A spokesman for Sen. Richard Shelby of Alabama, the top Republican on the committee, said the senator "profoundly disagrees with the decision to use taxpayer dollars to bail out a private company" and is upset the government has sent an inconsistent message to the markets by bailing out AIG after it just refused to save investment bank Lehman Brothers from bankruptcy. |CNN|
Opposition to a clearly necessary step speaks for itself. Truth be told, the likes of Shelby and Bunning are probably glad Congress wasn't consulted. What they're doing now is warming up for the post-bailout fight about the extent of regulatory oversight. Care to guess which side they'll be on?
And by the way, how do you square the circle of blaming greed for this crisis? There are no significant allegations of shoddy accounting or fiduciary irresponsibility. At every level, from home buyers accepting sub-prime loans to lenders offering those loans to derivatives traders betting on the security of those loans to insurers backing those bets, every actor was doing exactly was free market absolutists like Bunning and Shelby thinks that they should be doing. They were seeking to maximize profit.
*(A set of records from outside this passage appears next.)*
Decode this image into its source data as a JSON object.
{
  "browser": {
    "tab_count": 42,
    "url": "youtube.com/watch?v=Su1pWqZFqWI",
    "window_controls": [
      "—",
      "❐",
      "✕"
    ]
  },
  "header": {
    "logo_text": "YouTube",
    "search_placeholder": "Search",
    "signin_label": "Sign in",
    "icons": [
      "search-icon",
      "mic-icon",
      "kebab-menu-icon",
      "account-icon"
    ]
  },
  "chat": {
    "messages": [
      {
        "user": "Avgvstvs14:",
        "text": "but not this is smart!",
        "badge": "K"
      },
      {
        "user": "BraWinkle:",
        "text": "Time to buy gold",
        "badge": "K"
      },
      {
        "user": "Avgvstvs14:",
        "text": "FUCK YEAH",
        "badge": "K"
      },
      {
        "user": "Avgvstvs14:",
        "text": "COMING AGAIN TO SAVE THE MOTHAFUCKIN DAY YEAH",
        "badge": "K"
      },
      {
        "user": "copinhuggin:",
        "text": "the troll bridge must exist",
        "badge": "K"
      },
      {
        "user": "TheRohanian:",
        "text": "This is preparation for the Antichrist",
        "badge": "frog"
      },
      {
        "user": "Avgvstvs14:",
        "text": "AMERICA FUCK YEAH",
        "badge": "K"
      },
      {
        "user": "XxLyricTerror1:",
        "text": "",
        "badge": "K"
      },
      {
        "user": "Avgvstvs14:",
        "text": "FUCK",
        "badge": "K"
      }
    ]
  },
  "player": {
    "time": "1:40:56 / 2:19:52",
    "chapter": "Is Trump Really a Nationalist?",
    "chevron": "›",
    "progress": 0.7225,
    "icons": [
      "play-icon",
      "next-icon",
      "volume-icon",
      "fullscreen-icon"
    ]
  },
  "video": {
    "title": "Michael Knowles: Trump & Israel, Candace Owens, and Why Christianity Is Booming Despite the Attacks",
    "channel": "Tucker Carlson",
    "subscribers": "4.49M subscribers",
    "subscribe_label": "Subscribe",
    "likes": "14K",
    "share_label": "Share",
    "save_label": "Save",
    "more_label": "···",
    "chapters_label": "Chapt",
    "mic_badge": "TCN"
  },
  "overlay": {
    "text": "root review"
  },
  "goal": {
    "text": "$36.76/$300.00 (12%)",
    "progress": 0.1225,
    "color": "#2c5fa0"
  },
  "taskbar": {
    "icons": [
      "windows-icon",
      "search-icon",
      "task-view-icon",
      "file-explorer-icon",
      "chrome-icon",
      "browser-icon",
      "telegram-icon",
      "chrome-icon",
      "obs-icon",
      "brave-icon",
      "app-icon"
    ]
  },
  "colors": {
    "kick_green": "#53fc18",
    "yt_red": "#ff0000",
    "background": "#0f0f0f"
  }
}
I'm no economist, but the basic shape of the current crisis is clear enough. It begins with a wide range of policies with generally bipartisan support that overly favored investment in housing, investments which were almost entirely based on credit. Next, the decades long Republican campaign against regulation meant that there was limited oversight over the financial sector's handling of this huge mountain of debt. Throw in the bankruptcy bill and a weak economy, and Bob's your uncle.
This is what is sometimes called a cascading failure. No one thing caused it. Instead, the interaction of several independent factors brought about the crisis.
What's striking is that despite the complexity of the cause, the blame is abundantly clear. At almost every step, the underlying explanation for how we got into this mess is the laissez faire economic ideology that Republicans have been campaigning on for decades. I mean, can you even believe that derivatives remain substantially unregulated seven years after Enron?